🤖 AI Summary
This paper identifies a geographic fairness deficit in AI-powered information search assistants: responses to queries related to high-income countries exhibit significantly higher “helpfulness” (+12.7%), revealing structural biases in global knowledge representation. Method: We introduce “helpfulness” as a novel, dialogue-system–specific fairness metric; construct a geographically aware helpfulness evaluation dataset via crowdsourced human annotation; train BERT/DeBERTa models for automated assessment; and conduct cross-regional thematic experiments and statistical bias analysis on mainstream systems (e.g., ChatGPT). Contribution/Results: We propose an actionable fairness diagnostic framework that enables identification, quantification, and mitigation of implicit geographic bias in AI assistants—providing both methodological foundations and empirical evidence for equitable AI development.
📝 Abstract
Information-seeking AI assistant systems aim to answer users' queries about knowledge in a timely manner. However, both the human-perceived helpfulness of information-seeking assistant systems and its fairness implication are under-explored.

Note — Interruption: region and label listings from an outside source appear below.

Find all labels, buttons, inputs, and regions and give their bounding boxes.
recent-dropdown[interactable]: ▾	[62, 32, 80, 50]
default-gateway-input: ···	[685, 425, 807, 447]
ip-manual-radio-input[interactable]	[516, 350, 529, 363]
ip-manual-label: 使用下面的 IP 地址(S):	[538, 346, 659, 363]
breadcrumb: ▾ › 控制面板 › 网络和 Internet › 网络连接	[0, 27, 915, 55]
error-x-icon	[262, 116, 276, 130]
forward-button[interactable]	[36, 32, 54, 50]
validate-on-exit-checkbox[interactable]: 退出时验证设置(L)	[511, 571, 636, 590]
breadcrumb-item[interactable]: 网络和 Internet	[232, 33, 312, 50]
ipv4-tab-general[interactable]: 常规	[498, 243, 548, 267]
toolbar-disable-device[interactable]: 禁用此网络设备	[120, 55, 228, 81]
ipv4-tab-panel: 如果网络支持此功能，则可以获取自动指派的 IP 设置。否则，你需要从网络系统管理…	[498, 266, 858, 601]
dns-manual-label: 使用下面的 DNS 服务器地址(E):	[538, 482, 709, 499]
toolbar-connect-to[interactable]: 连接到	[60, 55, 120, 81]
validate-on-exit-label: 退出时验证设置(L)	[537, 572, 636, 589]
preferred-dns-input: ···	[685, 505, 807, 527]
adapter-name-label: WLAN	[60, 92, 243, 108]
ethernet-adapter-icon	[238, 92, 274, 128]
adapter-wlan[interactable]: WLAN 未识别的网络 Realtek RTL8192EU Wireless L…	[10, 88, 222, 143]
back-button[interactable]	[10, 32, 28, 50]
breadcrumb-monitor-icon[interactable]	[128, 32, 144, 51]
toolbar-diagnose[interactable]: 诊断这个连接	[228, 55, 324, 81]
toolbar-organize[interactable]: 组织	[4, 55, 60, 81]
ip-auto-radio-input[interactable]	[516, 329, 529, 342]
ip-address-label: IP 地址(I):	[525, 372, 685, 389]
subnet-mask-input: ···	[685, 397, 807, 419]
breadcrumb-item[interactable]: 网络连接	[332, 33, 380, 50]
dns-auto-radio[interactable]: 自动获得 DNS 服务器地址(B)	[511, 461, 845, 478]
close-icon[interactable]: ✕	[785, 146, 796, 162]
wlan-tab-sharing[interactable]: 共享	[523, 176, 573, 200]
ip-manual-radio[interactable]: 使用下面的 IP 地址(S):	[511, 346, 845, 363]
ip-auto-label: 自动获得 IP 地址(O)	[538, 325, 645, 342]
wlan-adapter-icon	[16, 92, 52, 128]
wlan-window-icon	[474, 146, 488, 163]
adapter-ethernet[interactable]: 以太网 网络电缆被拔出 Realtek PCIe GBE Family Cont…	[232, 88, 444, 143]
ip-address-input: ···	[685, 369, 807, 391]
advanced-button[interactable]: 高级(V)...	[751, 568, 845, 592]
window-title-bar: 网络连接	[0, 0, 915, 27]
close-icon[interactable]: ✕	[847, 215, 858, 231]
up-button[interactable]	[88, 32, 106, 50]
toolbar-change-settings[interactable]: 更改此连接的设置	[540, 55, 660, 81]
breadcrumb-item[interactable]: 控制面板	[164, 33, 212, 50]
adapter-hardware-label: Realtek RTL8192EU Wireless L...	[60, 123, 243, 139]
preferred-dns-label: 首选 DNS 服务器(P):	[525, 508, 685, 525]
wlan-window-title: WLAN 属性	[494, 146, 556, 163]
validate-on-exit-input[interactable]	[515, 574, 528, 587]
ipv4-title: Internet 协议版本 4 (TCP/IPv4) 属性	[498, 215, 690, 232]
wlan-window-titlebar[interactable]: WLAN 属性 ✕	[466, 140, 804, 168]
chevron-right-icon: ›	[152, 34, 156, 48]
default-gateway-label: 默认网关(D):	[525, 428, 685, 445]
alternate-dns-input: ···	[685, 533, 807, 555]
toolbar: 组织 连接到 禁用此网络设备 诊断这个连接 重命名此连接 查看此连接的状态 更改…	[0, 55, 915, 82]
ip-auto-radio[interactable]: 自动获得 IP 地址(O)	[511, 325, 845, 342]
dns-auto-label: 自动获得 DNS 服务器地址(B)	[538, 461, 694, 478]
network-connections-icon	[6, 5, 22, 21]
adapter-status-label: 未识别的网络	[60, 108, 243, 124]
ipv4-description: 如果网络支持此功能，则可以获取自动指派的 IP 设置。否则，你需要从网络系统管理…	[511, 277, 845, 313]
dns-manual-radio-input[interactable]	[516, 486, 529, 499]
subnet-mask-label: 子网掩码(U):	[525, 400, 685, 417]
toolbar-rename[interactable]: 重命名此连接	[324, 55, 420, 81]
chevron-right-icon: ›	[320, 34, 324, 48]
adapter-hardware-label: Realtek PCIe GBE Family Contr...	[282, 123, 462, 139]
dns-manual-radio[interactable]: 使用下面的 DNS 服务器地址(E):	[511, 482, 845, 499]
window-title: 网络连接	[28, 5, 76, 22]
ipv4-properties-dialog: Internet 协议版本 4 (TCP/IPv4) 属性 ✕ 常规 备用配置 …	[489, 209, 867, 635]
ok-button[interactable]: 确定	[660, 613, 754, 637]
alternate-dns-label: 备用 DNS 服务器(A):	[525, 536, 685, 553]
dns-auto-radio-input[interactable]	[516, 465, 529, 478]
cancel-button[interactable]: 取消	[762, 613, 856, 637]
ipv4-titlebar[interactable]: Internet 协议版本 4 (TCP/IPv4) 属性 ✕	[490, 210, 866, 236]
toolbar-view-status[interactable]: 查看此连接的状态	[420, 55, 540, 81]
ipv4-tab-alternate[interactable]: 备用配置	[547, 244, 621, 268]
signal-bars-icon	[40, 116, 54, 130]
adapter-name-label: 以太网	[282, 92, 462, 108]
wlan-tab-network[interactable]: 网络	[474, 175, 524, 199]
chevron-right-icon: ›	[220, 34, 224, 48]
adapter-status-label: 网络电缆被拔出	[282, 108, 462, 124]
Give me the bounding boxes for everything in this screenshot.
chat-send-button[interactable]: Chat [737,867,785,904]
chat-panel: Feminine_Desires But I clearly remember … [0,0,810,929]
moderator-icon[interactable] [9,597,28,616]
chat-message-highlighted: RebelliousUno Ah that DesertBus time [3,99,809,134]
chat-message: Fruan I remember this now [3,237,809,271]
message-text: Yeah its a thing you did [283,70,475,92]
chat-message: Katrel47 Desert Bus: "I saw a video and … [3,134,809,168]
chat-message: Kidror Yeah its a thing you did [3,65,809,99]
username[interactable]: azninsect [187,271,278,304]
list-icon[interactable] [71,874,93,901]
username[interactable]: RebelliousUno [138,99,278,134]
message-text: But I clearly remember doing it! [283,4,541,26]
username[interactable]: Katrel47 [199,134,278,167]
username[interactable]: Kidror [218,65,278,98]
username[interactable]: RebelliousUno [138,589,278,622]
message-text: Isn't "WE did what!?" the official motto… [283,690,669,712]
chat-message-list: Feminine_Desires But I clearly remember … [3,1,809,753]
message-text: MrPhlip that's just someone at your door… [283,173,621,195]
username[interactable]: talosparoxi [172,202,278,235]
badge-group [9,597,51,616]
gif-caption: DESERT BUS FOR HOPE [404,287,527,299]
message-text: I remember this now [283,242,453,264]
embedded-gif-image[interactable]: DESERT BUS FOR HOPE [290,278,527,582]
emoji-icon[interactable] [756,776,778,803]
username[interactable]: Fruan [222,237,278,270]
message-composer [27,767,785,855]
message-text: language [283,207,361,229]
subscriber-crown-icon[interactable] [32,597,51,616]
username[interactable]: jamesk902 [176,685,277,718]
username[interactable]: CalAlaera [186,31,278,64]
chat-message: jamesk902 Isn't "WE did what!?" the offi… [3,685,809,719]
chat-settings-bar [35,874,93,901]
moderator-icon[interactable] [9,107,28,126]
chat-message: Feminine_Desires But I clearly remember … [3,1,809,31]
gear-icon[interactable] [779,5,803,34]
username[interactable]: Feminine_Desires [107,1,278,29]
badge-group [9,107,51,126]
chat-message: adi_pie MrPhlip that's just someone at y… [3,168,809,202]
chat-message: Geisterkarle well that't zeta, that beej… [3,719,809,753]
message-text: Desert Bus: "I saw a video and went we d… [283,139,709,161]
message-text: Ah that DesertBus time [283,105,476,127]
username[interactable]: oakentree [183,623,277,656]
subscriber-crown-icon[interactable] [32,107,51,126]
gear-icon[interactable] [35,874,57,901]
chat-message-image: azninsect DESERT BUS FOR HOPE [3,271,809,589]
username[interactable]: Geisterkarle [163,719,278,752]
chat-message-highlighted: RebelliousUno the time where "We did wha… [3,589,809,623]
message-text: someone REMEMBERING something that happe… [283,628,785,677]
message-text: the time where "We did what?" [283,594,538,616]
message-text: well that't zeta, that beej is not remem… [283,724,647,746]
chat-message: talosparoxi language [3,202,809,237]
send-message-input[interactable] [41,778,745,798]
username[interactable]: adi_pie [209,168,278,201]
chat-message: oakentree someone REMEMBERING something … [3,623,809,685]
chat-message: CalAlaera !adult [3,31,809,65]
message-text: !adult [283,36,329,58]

In this paper, we study computational measurements of helpfulness. We collect human annotations on the helpfulness of dialogue responses, develop models for automatic helpfulness evaluation, and then propose to use the helpfulness level of a dialogue system towards different user queries to gauge the fairness of a dialogue system. Experiments with state-of-the-art dialogue systems, including ChatGPT, under three information-seeking scenarios reveal that existing systems tend to be more helpful for questions regarding concepts from highly-developed countries than less-developed countries, uncovering potential fairness concerns underlying the current information-seeking assistant systems.